The report reaches exactly the right balance. Some benchmarking is necessary, and a better way of looking at the issue is the idea of a savings gap—a gap in savings required to meet sustainable income, of the kind that is talked about by independent institutes such as the Institute for Fiscal Studies and the National Institute of Economic and Social Research. The report accepts the consensus that there is a substantial savings gap measured against that criterion.

The key issue on which the three right hon. and hon. Members who have spoken have focused is why there is a lack of confidence in long-term savings products. I agree with much, although not all, of what they said. They all focused almost exclusively on the failings of the long-term savings industry. There are failings and it is right to acknowledge them, but that is by no means the end of the story. Unless I missed something, none of them made even a passing reference to chapter 9 of the report, which is an important chapter about tax and benefits and deals with incentive structures.

That is crucial, because one reason for our savings gap problem and for the lack of confidence in saving is that the system of tax and benefits provides a strong disincentive to save. As someone rather cryptically points out in the report, a person may save 22 per cent. on the way in, but will pay 40 per cent. on the way out, which, on any simple calculation, is not a good incentive.
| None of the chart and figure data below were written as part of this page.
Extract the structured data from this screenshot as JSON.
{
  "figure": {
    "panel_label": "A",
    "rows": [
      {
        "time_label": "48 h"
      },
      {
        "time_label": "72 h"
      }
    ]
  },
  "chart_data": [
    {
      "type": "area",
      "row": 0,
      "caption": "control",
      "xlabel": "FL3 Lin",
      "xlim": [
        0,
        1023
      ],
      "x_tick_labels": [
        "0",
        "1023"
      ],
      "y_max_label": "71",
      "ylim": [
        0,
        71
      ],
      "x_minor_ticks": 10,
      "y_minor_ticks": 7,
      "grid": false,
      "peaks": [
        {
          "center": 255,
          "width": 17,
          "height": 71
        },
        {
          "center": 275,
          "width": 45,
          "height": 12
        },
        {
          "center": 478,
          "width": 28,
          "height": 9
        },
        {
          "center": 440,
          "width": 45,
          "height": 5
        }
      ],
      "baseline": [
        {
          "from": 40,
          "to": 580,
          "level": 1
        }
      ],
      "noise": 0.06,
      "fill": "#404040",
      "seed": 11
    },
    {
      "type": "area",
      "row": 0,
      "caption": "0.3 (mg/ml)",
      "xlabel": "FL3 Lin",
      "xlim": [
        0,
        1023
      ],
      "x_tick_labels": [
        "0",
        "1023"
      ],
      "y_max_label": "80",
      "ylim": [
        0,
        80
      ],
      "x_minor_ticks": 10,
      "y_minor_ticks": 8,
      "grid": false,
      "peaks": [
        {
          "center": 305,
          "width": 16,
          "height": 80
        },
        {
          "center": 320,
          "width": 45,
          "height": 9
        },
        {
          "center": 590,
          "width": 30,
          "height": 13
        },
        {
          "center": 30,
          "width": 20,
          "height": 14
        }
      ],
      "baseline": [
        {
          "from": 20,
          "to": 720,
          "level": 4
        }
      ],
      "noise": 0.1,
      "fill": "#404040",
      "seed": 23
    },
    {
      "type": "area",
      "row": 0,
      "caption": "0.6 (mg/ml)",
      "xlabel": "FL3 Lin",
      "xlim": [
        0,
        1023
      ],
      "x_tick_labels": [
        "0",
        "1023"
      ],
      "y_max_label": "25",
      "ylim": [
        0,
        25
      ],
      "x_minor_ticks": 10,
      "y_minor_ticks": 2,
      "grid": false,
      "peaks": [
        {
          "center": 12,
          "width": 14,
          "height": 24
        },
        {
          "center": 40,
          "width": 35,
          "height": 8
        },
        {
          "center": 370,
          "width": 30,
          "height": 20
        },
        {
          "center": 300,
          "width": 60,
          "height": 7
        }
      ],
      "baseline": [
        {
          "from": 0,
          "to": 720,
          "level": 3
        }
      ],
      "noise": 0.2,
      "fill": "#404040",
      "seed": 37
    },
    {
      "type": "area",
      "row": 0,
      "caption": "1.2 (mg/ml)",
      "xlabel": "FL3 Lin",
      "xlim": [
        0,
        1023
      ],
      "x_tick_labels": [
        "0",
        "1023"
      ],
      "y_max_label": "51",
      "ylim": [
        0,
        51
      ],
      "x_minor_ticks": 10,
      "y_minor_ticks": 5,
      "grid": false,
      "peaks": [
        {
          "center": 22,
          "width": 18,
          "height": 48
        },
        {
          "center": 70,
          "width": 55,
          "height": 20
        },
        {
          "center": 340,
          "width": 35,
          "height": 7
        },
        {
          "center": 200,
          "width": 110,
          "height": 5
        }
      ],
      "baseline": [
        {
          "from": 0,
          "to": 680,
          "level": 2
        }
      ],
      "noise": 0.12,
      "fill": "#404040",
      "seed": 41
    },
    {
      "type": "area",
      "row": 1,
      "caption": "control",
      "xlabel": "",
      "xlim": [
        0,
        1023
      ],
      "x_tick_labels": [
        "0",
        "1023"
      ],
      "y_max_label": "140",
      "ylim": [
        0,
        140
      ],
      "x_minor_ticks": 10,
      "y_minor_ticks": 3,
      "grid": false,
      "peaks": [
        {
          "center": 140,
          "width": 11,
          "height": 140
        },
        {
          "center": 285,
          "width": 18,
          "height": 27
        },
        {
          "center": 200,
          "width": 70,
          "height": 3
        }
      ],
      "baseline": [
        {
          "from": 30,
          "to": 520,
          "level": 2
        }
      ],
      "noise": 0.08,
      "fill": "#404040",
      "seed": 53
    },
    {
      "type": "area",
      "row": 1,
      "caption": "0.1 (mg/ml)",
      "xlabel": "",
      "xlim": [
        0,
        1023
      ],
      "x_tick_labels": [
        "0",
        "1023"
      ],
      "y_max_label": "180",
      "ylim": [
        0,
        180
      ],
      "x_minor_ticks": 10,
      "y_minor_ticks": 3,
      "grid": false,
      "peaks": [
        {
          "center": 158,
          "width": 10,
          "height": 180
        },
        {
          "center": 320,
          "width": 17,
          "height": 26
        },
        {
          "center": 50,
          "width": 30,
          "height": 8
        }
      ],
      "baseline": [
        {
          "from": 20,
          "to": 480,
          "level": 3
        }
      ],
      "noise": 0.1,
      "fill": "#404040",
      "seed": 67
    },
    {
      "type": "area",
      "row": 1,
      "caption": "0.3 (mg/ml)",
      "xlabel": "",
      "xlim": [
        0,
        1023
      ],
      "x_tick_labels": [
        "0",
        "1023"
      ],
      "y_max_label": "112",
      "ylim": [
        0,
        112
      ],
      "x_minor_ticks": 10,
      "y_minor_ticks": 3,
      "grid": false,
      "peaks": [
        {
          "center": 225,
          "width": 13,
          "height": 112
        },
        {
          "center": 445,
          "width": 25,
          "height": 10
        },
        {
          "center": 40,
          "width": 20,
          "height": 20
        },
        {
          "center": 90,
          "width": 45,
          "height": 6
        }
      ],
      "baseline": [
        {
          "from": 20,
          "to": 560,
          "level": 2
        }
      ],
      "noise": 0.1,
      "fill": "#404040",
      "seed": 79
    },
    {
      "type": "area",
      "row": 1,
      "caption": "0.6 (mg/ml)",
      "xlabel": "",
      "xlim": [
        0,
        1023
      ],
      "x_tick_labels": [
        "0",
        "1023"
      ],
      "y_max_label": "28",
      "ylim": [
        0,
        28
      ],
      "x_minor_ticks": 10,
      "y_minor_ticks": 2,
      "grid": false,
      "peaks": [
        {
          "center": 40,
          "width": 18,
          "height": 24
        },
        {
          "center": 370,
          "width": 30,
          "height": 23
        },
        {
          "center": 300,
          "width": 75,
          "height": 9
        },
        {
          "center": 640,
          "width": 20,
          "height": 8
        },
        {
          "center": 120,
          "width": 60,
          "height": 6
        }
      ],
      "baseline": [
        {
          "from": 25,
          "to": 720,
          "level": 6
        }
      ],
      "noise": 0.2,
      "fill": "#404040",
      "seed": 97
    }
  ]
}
Indeed, the Adair Turner report produced some striking statistics on the structure of incentives for pensioners. I think that 40 per cent. of them face a marginal withdrawal rate—basically, a marginal tax rate—of 50 per cent., which is the combination of the withdrawal from pension credit and the first rate of tax that they pay. A quarter of all pensioners pay a marginal withdrawal rate of 75 per cent., which is the combination of withdrawal of pension credit plus higher rate tax. There is a highly penal disincentive against saving in the tax and benefits structure.